Venite tra di noi: il sisma non (ci) vince
mercoledì 11 aprile 2018

24 agosto 2016, 26 e 30 ottobre 2016, 18 gennaio 2017: a chi vive nell’area coinvolta dai terremoti del Centro Italia non servono agende o calendari per ricordare queste date, sono incise in profondità nella psiche di ciascuno e a ognuna di esse è associato il ricordo nitido di che cosa si stava facendo al momento della scossa. Ora si aggiunge un nuovo marcatore in corrispondenza del 10 aprile 2018. Stavolta il sentimento associato non è più, forse, la paura, quanto lo scoramento; si va sgretolando la speranza di stare avviandosi a una pur lenta ripresa della normalità, e il sentimento positivo rischia di essere sostituito dalla rassegnazione a convivere a tempo indeterminato con un’inquietudine del sottosuolo quasi senza precedenti. Se dopo quasi 20 mesi dalla prima scossa e a più di un anno dall’ultima che aveva destato allarme, può ancora scatenarsi un sisma di magnitudine 4.6, nessuno può presumere con ragionevole fiducia che domani o a distanza di molti mesi la terra non tornerà a tremare ancora più violentemente.

È questo il tarlo che insidia la mente di quanti, come me, sono stati svegliati bruscamente dal tremito insistito del proprio letto, ma forse è anche il pensiero di chi il terremoto non l’ha sperimentato sulla propria pelle e ne ha solo sentito parlare in tv o letto sui media. Una medesima riflessione, ma prospettive che si divaricano: chi vive qui si guarda attorno, vede che i danni ulteriori sono modesti e circoscritti, e che nessuna vita è stata a repentaglio – peraltro il Maceratese non aveva contato alcuna vittima neppure in occasione delle violente scosse del 2016 –. E quindi si rimbocca le maniche per rimettersi in moto, sbraitando per la ricostruzione privata che ancora non decolla, invischiata nella ragnatela burocratica inestricabile creata dalla miriade di ordinanze, ma sempre convinto che questa terra sia un posto buono e bello in cui merita vivere, lavorare e coltivare gli affetti. Ma c’è anche lo sguardo di chi osserva le Marche dall’esterno, e magari le sta valutando quale potenziale meta turistica, nell’ipotesi di trascorrervi le ferie estive, di dedicare a esse un weekend primaverile, di programmare un’escursione in camper o una gita della scuola, dell’oratorio, del circolo ricreativo...

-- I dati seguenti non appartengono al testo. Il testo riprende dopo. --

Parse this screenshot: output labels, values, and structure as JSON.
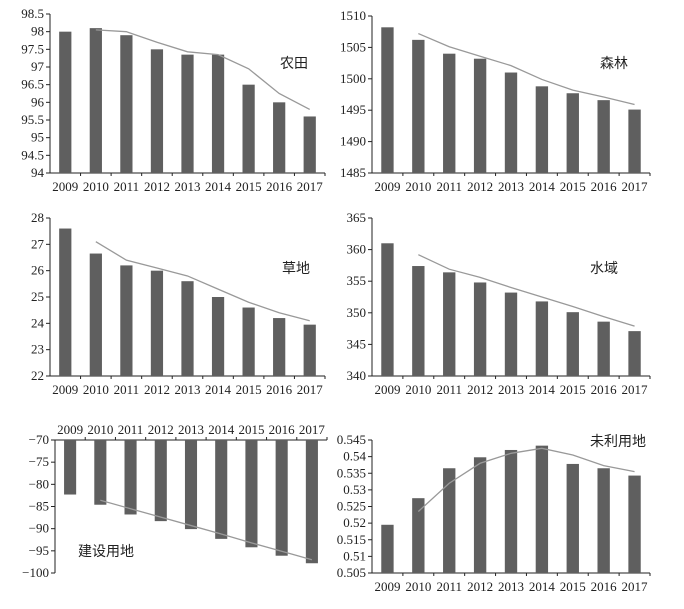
{
  "chart_data": [
    {
      "type": "bar",
      "title": "农田",
      "categories": [
        "2009",
        "2010",
        "2011",
        "2012",
        "2013",
        "2014",
        "2015",
        "2016",
        "2017"
      ],
      "values": [
        98.0,
        98.1,
        97.9,
        97.5,
        97.35,
        97.35,
        96.5,
        96.0,
        95.6
      ],
      "trend": [
        null,
        98.05,
        98.0,
        97.7,
        97.43,
        97.35,
        96.95,
        96.25,
        95.8
      ],
      "ylim": [
        94,
        98.5
      ],
      "ystep": 0.5,
      "yticks": [
        "94",
        "94.5",
        "95",
        "95.5",
        "96",
        "96.5",
        "97",
        "97.5",
        "98",
        "98.5"
      ],
      "bar_color": "#5f5f5f",
      "trend_color": "#999999"
    },
    {
      "type": "bar",
      "title": "森林",
      "categories": [
        "2009",
        "2010",
        "2011",
        "2012",
        "2013",
        "2014",
        "2015",
        "2016",
        "2017"
      ],
      "values": [
        1508.2,
        1506.2,
        1504.0,
        1503.2,
        1501.0,
        1498.8,
        1497.7,
        1496.6,
        1495.1
      ],
      "trend": [
        null,
        1507.2,
        1505.1,
        1503.6,
        1502.1,
        1499.9,
        1498.2,
        1497.1,
        1495.9
      ],
      "ylim": [
        1485,
        1510
      ],
      "ystep": 5,
      "yticks": [
        "1485",
        "1490",
        "1495",
        "1500",
        "1505",
        "1510"
      ],
      "bar_color": "#5f5f5f",
      "trend_color": "#999999"
    },
    {
      "type": "bar",
      "title": "草地",
      "categories": [
        "2009",
        "2010",
        "2011",
        "2012",
        "2013",
        "2014",
        "2015",
        "2016",
        "2017"
      ],
      "values": [
        27.6,
        26.65,
        26.2,
        26.0,
        25.6,
        25.0,
        24.6,
        24.2,
        23.95
      ],
      "trend": [
        null,
        27.1,
        26.4,
        26.1,
        25.8,
        25.3,
        24.8,
        24.4,
        24.1
      ],
      "ylim": [
        22,
        28
      ],
      "ystep": 1,
      "yticks": [
        "22",
        "23",
        "24",
        "25",
        "26",
        "27",
        "28"
      ],
      "bar_color": "#5f5f5f",
      "trend_color": "#999999"
    },
    {
      "type": "bar",
      "title": "水域",
      "categories": [
        "2009",
        "2010",
        "2011",
        "2012",
        "2013",
        "2014",
        "2015",
        "2016",
        "2017"
      ],
      "values": [
        361.0,
        357.4,
        356.4,
        354.8,
        353.2,
        351.8,
        350.1,
        348.6,
        347.1
      ],
      "trend": [
        null,
        359.2,
        356.9,
        355.6,
        354.0,
        352.5,
        351.0,
        349.4,
        347.9
      ],
      "ylim": [
        340,
        365
      ],
      "ystep": 5,
      "yticks": [
        "340",
        "345",
        "350",
        "355",
        "360",
        "365"
      ],
      "bar_color": "#5f5f5f",
      "trend_color": "#999999"
    },
    {
      "type": "bar",
      "title": "建设用地",
      "categories": [
        "2009",
        "2010",
        "2011",
        "2012",
        "2013",
        "2014",
        "2015",
        "2016",
        "2017"
      ],
      "values": [
        -82.3,
        -84.6,
        -86.8,
        -88.3,
        -90.1,
        -92.3,
        -94.2,
        -96.1,
        -97.8
      ],
      "trend": [
        null,
        -83.6,
        -85.5,
        -87.4,
        -89.3,
        -91.2,
        -93.2,
        -95.1,
        -97.0
      ],
      "ylim": [
        -100,
        -70
      ],
      "ystep": 5,
      "yticks": [
        "-100",
        "-95",
        "-90",
        "-85",
        "-80",
        "-75",
        "-70"
      ],
      "bar_color": "#5f5f5f",
      "trend_color": "#999999"
    },
    {
      "type": "bar",
      "title": "未利用地",
      "categories": [
        "2009",
        "2010",
        "2011",
        "2012",
        "2013",
        "2014",
        "2015",
        "2016",
        "2017"
      ],
      "values": [
        0.5195,
        0.5275,
        0.5365,
        0.5398,
        0.542,
        0.5433,
        0.5378,
        0.5365,
        0.5343
      ],
      "trend": [
        null,
        0.5235,
        0.532,
        0.538,
        0.541,
        0.5425,
        0.5405,
        0.5373,
        0.5355
      ],
      "ylim": [
        0.505,
        0.545
      ],
      "ystep": 0.005,
      "yticks": [
        "0.505",
        "0.51",
        "0.515",
        "0.52",
        "0.525",
        "0.53",
        "0.535",
        "0.54",
        "0.545"
      ],
      "bar_color": "#5f5f5f",
      "trend_color": "#999999"
    }
  ]
}
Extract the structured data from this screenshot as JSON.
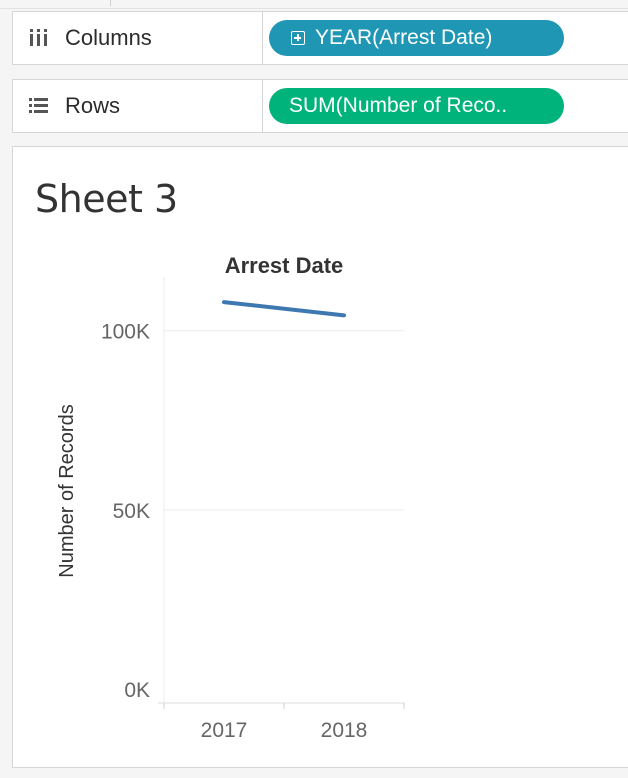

Meglio cambiare idea (e meta)? Legittimo che la domanda si affacci. Ma non serve essere coraggiosi per accantonarla, basta considerare i fatti. Tutte le proposte cui un turista può aderire hanno la sicurezza come premessa categorica, imprescindibile. Ciò che si può visitare – molto – , o non ha subito danni, o è stato messo in sicurezza. E se questo è vero, il terremoto può diventare un motivo in più per partire alla volta di Recanati, Macerata, Treia, Tolentino, Urbisaglia, San Ginesio, Sarnano, Amandola, Comunanza... (per citare alcuni tra i luoghi che meno appaiono nelle cronache). Un motivo in più perché, senza rinunciare a ciò che piace, si potrà vivere un’esperienza concreta di solidarietà. Ciò che serve alle popolazioni terremotate e ai maceratesi in particolare – dato che nella loro provincia si concentra quasi il 40% dei danni inferti dal terremoto – è questa solidarietà vecchia maniera, versione 1.0, fatta non di 'Mi piace' su Facebook, magari declinati in cuoricini o lacrimucce, ma con la sostanza del farsi vicini, del rendersi presenti. Chi deciderà per il sì, sarà ampiamente ripagato e non avrà che l’imbarazzo della scelta tra bellezze paesaggistiche che spaziano dal mare ai Sibillini, i 'monti azzurri' cantati da Leopardi, borghi medievali integri, vestigia romane, musei, pinacoteche, chiese, feste tradizionali… E poi la scoperta di un’economia che è fatta di produzioni di gran pregio legate alla terra, di una gastronomia di qualità, di cantine prestigiose, di birrifici artigianali... e anche di outlet di grandi marchi della calzatura. Buon viaggio, vi aspettiamo.